The Future of Memory
“Buenaventura doesn’t give up, damn it!”

Participants in the aesthetic intervention at a decommissioned railway line “500 metros de - abundancia y resistencia”
Participants in the aesthetic intervention at a decommissioned railway line “500 metros de - abundancia y resistencia” | Photo: Ricardo Delgado

With the large-scale project The Future of Memory, seven South American Goethe-Instituts from Bogotá to Montevideo created a public space almost 18 months ago to devote themselves to the work of memory. Now the multi-day closing event Road to the Sea took place in Colombia.
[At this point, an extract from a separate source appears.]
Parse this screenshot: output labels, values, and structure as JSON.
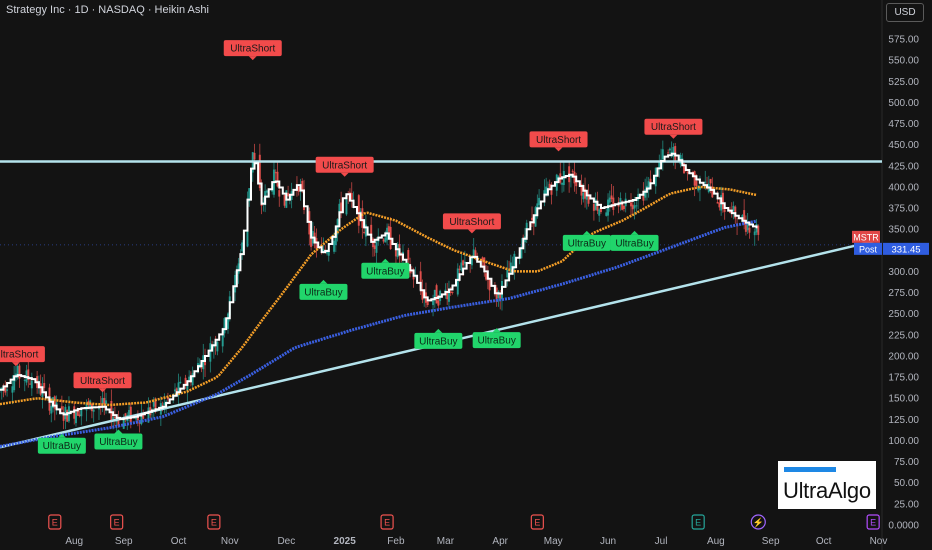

When the tropical rains come, there’s no holding back: Everyone present runs under the nearby bridge, spontaneously occupy the street and together intone the slogan “¡Buenaventura no se rinde, carajo!” – “Buenaventura don’t give up, damn it!” It is the activist beginning of the project La carretera al mar (Road to the Sea) by the Goethe-Institut in the port city of Buenaventura in southwestern Colombia.
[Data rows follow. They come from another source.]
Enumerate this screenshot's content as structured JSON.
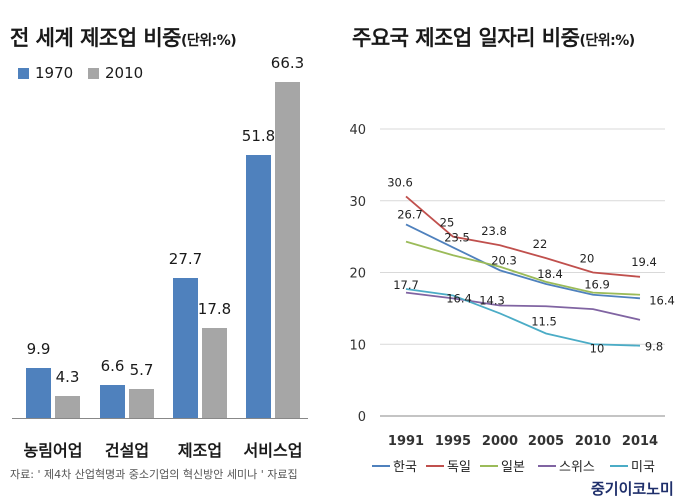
{
  "chart_data": [
    {
      "type": "bar",
      "title": "전 세계 제조업 비중",
      "unit": "(단위:%)",
      "categories": [
        "농림어업",
        "건설업",
        "제조업",
        "서비스업"
      ],
      "series": [
        {
          "name": "1970",
          "values": [
            9.9,
            6.6,
            27.7,
            51.8
          ],
          "color": "#4f81bd"
        },
        {
          "name": "2010",
          "values": [
            4.3,
            5.7,
            17.8,
            66.3
          ],
          "color": "#a6a6a6"
        }
      ],
      "ylim": [
        0,
        66.3
      ],
      "legend_position": "top-left",
      "grid": false
    },
    {
      "type": "line",
      "title": "주요국 제조업 일자리 비중",
      "unit": "(단위:%)",
      "x": [
        "1991",
        "1995",
        "2000",
        "2005",
        "2010",
        "2014"
      ],
      "yticks": [
        "0",
        "10",
        "20",
        "30",
        "40"
      ],
      "ylim": [
        0,
        40
      ],
      "grid": true,
      "legend_position": "bottom",
      "series": [
        {
          "name": "한국",
          "values": [
            26.7,
            23.5,
            20.3,
            18.4,
            16.9,
            16.4
          ],
          "color": "#4f81bd",
          "labeled": true
        },
        {
          "name": "독일",
          "values": [
            30.6,
            25,
            23.8,
            22,
            20,
            19.4
          ],
          "color": "#c0504d",
          "labeled": true
        },
        {
          "name": "일본",
          "values": [
            24.3,
            22.4,
            20.8,
            18.7,
            17.2,
            16.9
          ],
          "color": "#9bbb59",
          "labeled": false
        },
        {
          "name": "스위스",
          "values": [
            17.2,
            16.4,
            15.4,
            15.3,
            14.9,
            13.4
          ],
          "color": "#8064a2",
          "labeled": false
        },
        {
          "name": "미국",
          "values": [
            17.7,
            16.8,
            14.3,
            11.5,
            10,
            9.8
          ],
          "color": "#4bacc6",
          "labeled": true
        }
      ],
      "point_labels": [
        {
          "text": "30.6",
          "series": 1,
          "index": 0
        },
        {
          "text": "26.7",
          "series": 0,
          "index": 0
        },
        {
          "text": "17.7",
          "series": 4,
          "index": 0
        },
        {
          "text": "25",
          "series": 1,
          "index": 1
        },
        {
          "text": "23.5",
          "series": 0,
          "index": 1
        },
        {
          "text": "16.4",
          "series": 3,
          "index": 1
        },
        {
          "text": "23.8",
          "series": 1,
          "index": 2
        },
        {
          "text": "20.3",
          "series": 0,
          "index": 2
        },
        {
          "text": "14.3",
          "series": 4,
          "index": 2
        },
        {
          "text": "22",
          "series": 1,
          "index": 3
        },
        {
          "text": "18.4",
          "series": 0,
          "index": 3
        },
        {
          "text": "11.5",
          "series": 4,
          "index": 3
        },
        {
          "text": "20",
          "series": 1,
          "index": 4
        },
        {
          "text": "16.9",
          "series": 0,
          "index": 4
        },
        {
          "text": "10",
          "series": 4,
          "index": 4
        },
        {
          "text": "19.4",
          "series": 1,
          "index": 5
        },
        {
          "text": "16.4",
          "series": 0,
          "index": 5
        },
        {
          "text": "9.8",
          "series": 4,
          "index": 5
        }
      ]
    }
  ],
  "source_note": "자료: ' 제4차 산업혁명과 중소기업의 혁신방안 세미나 ' 자료집",
  "brand": "중기이코노미"
}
In the quarter of Isla de la Paz, the artist Liliana Angulo from Bogotá developed aesthetic tools together with Afro-Colombian residents to make visible the decades-old archive of community leader Temistocles Machado who was murdered in 2018. The archive serves to commemorate the community’s opposition to marginalisation and repression – and now it commemorates Machado himself. On the bridge wall, a mural depicting Machado’s face was made with his prophecy above: “In reality, this battle here will never end.” 

A companion of Temístocles Machado in front of a mural to his memory A companion of Temístocles Machado in front of a mural to his memory | Photo: Ricardo Delgado

People tell their own stories

Road to the Sea is the culmination of the large-scale project, The Future of Memory, for which seven Goethe-Instituts in South America invited artists and activists to seek creative forms of remembrance work based on their experiences of violence, terror and displacement across the continent.

The importance of this for Colombia in particular is demonstrated in the next day’s discussions at the museum La Tertulia in Cali, the third largest city in Colombia. Young filmmakers from Buenaventura report on the events in May 2017 when a general strike brought the port city to a halt for three weeks. Jonathan Hurtado of Yemajá Productions, which is presenting its documentary on the strike, says it is about letting the people “tell their own stories.”

Filmmaker Lucrecia Martel in the audience during the event by Hannah Hurtzig and Karin Harrasser Filmmaker Lucrecia Martel in the audience during the event by Hannah Hurtzig and Karin Harrasser | Photo: Ricardo Delgado

Struggle for self-empowerment and justice

How complex the question of memory is in a country where the peace treaty has overcome the civil war-like conditions of the past fifty years, but not the structural inequality, will become clear again and again over the coming days; especially since it is still unclear how the peace process will continue under new ultra right wing President Iván Duque. Since the signing of the peace agreement in December 2016, it’s said that around 300 community leaders and activists have been killed by paramilitaries – most of them were Afro-Colombians and Indigenous people who were engaged in land rights issues.

Many representatives of these groups spoke at the many Road to the Sea events held in different places in Cali. It is above all women, like the activist Francia Márquez and the singer Nidia Góngora, who speak eloquently of their struggle for self-empowerment and justice. The need to express their own experiences of oppression and violence, and not to be represented by others, is an essential insight for future memory work.

Visitors to the performance by Carlos Martiel Visitors to the performance by Carlos Martiel | Photo: Ricardo Delgado

Intense and emotionally stirring

It is astonishing how intense and emotionally stirring the debates often are – even those with guests from abroad such as the artist Hannah Hurtzig from the Mobile Akademie Berlin (MAB) and the Argentinian film director Lucrecia Martel.

The artistic intervention by the Afro-Cuban performer Carlos Martiel at the opening of the project exhibition at La Tertulia proves to be the most impressive. From below, only a steeply ascending white staircase is visible, over which a screen hangs playing a sterile image presentation of the planned port reconstruction in Buenaventura. As you climb up the stairs, you end up on a pedestal with a transparent pane. Underneath stands Martiel, completely naked, penned in a tiny space for hours. The violence that blacks have suffered for centuries can hardly be portrayed more impressively.